Imagine you have 1M points and 1K pixels wide canvas (for sake of simplicity).
You can't draw all 1M points, many of them will overlap in the same pixel.

Divide amount of points you have by the width of the canvas (in pixels).
In example above you'll end up with 1K points per canvas pixel (width-wise).
All this 1K points can be represented using only two points as a single vertical line resulting in 98% compression.
Just go through the points and record lowest and highest Y value, then create a line using those two values and X of the canvas pixel and you're done.
Repeat it 1K times and you'll end up with 98% less data to draw.

You have to do that every time data or canvas size changes. Also when you zoom in, you effectivley change the data available to draw so you have to recalculate.

Uwe
20th August 2012, 20:36
The easiest way is to use QwtWeedingCurveFitter. It has to be used according to scale changes ( don't use QwtPlotCurve::setCurveFitter ). Depending on the tolerance parameter you can control the algorithm.
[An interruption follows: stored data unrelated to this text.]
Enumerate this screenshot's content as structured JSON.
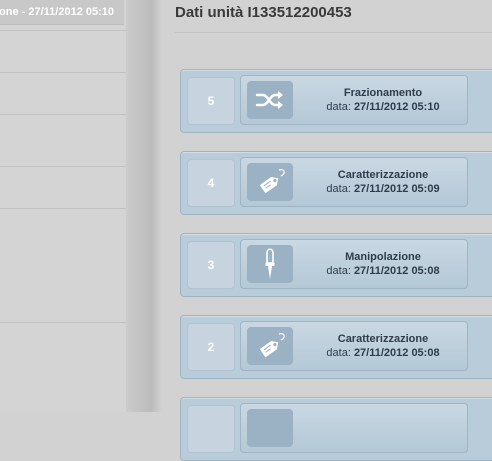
{
  "sidebar": {
    "selected_label": "one - 27/11/2012 05:10"
  },
  "main": {
    "title": "Dati unità I133512200453",
    "events": [
      {
        "number": "5",
        "name": "Frazionamento",
        "date_label": "data:",
        "date": "27/11/2012 05:10",
        "icon": "shuffle-icon"
      },
      {
        "number": "4",
        "name": "Caratterizzazione",
        "date_label": "data:",
        "date": "27/11/2012 05:09",
        "icon": "tag-icon"
      },
      {
        "number": "3",
        "name": "Manipolazione",
        "date_label": "data:",
        "date": "27/11/2012 05:08",
        "icon": "pipette-icon"
      },
      {
        "number": "2",
        "name": "Caratterizzazione",
        "date_label": "data:",
        "date": "27/11/2012 05:08",
        "icon": "tag-icon"
      }
    ]
  },
  "colors": {
    "card_background": "#b9ccd9",
    "icon_tile": "#9bb2c4",
    "page_background": "#d2d2d2"
  }
}
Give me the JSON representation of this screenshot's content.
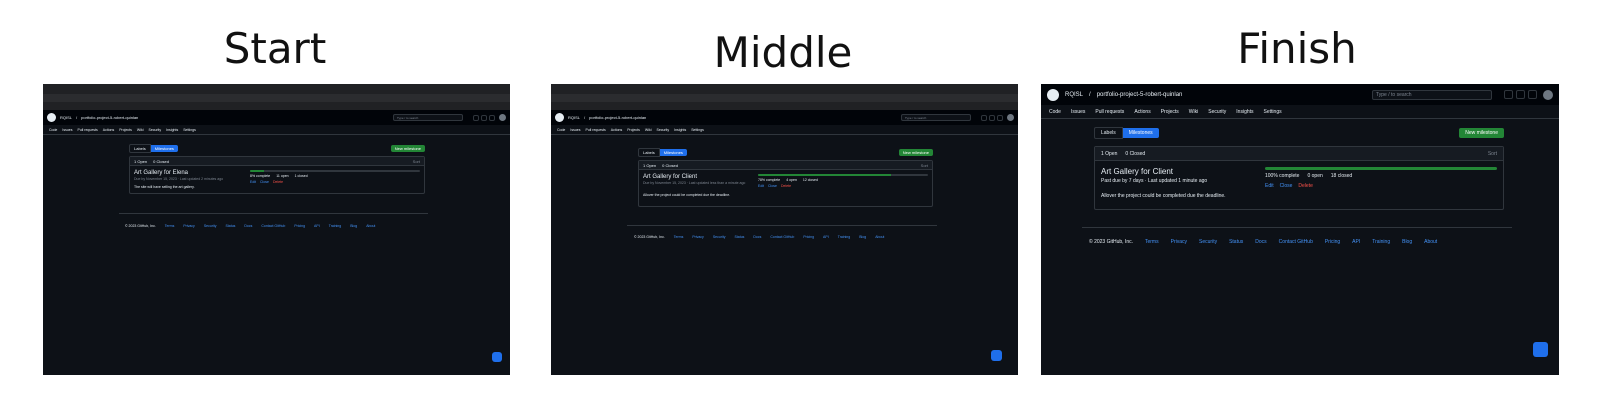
{
  "titles": {
    "start": "Start",
    "middle": "Middle",
    "finish": "Finish"
  },
  "repo": {
    "owner": "RQISL",
    "name": "portfolio-project-5-robert-quinlan"
  },
  "nav": [
    "Code",
    "Issues",
    "Pull requests",
    "Actions",
    "Projects",
    "Wiki",
    "Security",
    "Insights",
    "Settings"
  ],
  "search_placeholder": "Type / to search",
  "buttons": {
    "labels": "Labels",
    "milestones": "Milestones",
    "new_milestone": "New milestone"
  },
  "list_header": {
    "open": "1 Open",
    "closed": "0 Closed",
    "sort": "Sort"
  },
  "actions": {
    "edit": "Edit",
    "close": "Close",
    "delete": "Delete"
  },
  "footer": {
    "copyright": "© 2023 GitHub, Inc.",
    "links": [
      "Terms",
      "Privacy",
      "Security",
      "Status",
      "Docs",
      "Contact GitHub",
      "Pricing",
      "API",
      "Training",
      "Blog",
      "About"
    ]
  },
  "start": {
    "milestone": "Art Gallery for Elena",
    "meta": "Due by November 15, 2023 · Last updated 2 minutes ago",
    "desc": "The site will have selling the art gallery.",
    "progress": 0.08,
    "complete": "8% complete",
    "open": "11 open",
    "closed": "1 closed"
  },
  "middle": {
    "milestone": "Art Gallery for Client",
    "meta": "Due by November 15, 2023 · Last updated less than a minute ago",
    "desc": "Allover the project could be completed due the deadline.",
    "progress": 0.78,
    "complete": "78% complete",
    "open": "4 open",
    "closed": "12 closed"
  },
  "finish": {
    "milestone": "Art Gallery for Client",
    "meta": "Past due by 7 days · Last updated 1 minute ago",
    "desc": "Allover the project could be completed due the deadline.",
    "progress": 1.0,
    "complete": "100% complete",
    "open": "0 open",
    "closed": "18 closed"
  }
}
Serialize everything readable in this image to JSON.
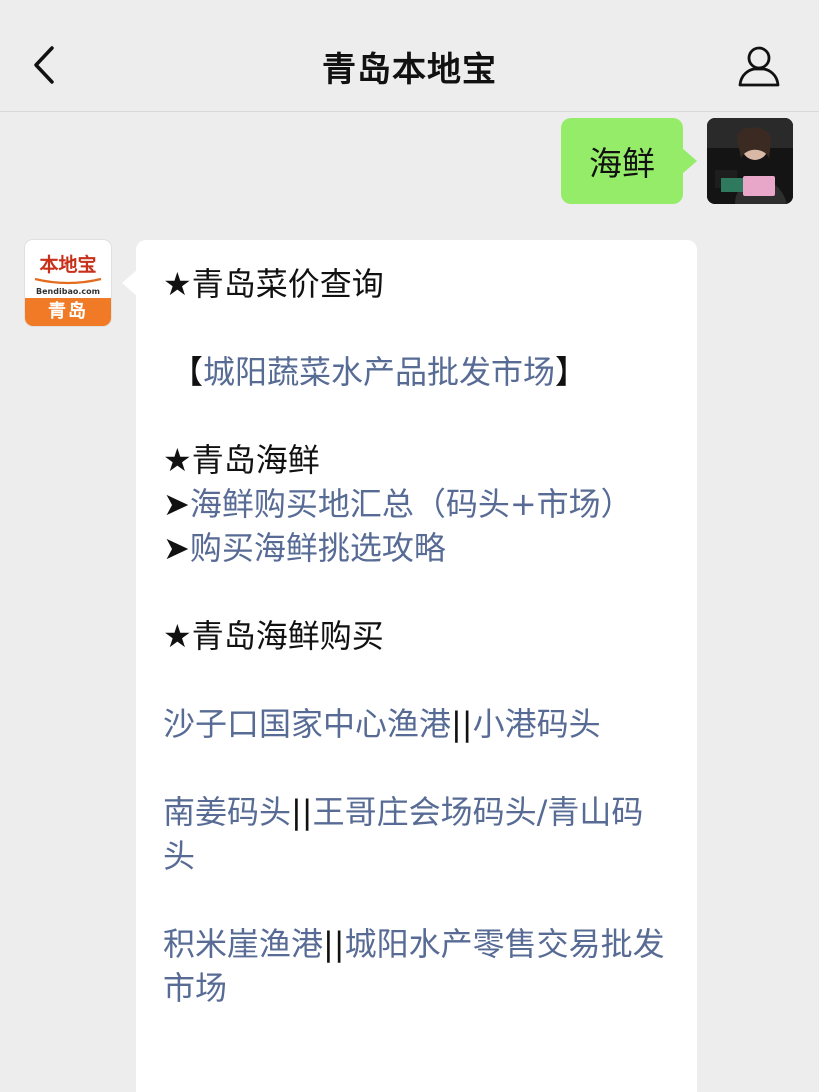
{
  "header": {
    "title": "青岛本地宝"
  },
  "outgoing": {
    "text": "海鲜"
  },
  "bot": {
    "logo_main": "本地宝",
    "logo_sub": "Bendibao.com",
    "logo_city": "青岛"
  },
  "message": {
    "section1_title": "★青岛菜价查询",
    "link_market_bracket_open": "【",
    "link_market": "城阳蔬菜水产品批发市场",
    "link_market_bracket_close": "】",
    "section2_title": "★青岛海鲜",
    "arrow1": "➤",
    "link_where_to_buy": "海鲜购买地汇总（码头+市场）",
    "arrow2": "➤",
    "link_tips": "购买海鲜挑选攻略",
    "section3_title": "★青岛海鲜购买",
    "link_shazikou": "沙子口国家中心渔港",
    "sep1": "||",
    "link_xiaogang": "小港码头",
    "link_nanjiang": "南姜码头",
    "sep2": "||",
    "link_wanggezhuang": "王哥庄会场码头/青山码头",
    "link_jimiya": "积米崖渔港",
    "sep3": "||",
    "link_chengyang_retail": "城阳水产零售交易批发市场"
  }
}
Of course such an algorithm is for line plots and not very effective for scatter plots.

Uwe

PS: note that using Qwt from SVN trunk reintroduces several optimizations, that have been removed in Qwt 6.0. They should have a notable impact on the performance of a line plot with many, many points.

yashkumar
6th December 2019, 17:13
In my case it is not changing width of canvas.

I check plot->canvas()->width(), but i am getting constant value.

which parameter can i use for changing chunk size with respect to Zoom in and Zoom out?


It's quite simple.

Imagine you have 1M points and 1K pixels wide canvas (for sake of simplicity).
You can't draw all 1M points, many of them will overlap in the same pixel.

Divide amount of points you have by the width of the canvas (in pixels).
In example above you'll end up with 1K points per canvas pixel (width-wise).
All this 1K points can be represented using only two points as a single vertical line resulting in 98% compression.
Just go through the points and record lowest and highest Y value, then create a line using those two values and X of the canvas pixel and you're done.
Repeat it 1K times and you'll end up with 98% less data to draw.

You have to do that every time data or canvas size changes. Also when you zoom in, you effectivley change the data available to draw so you have to recalculate.
In my case it is not changing width of canvas.

I check plot->canvas()->width(), but i am getting constant value.

which parameter can i use for changing chunk size with respect to Zoom in and Zoom out?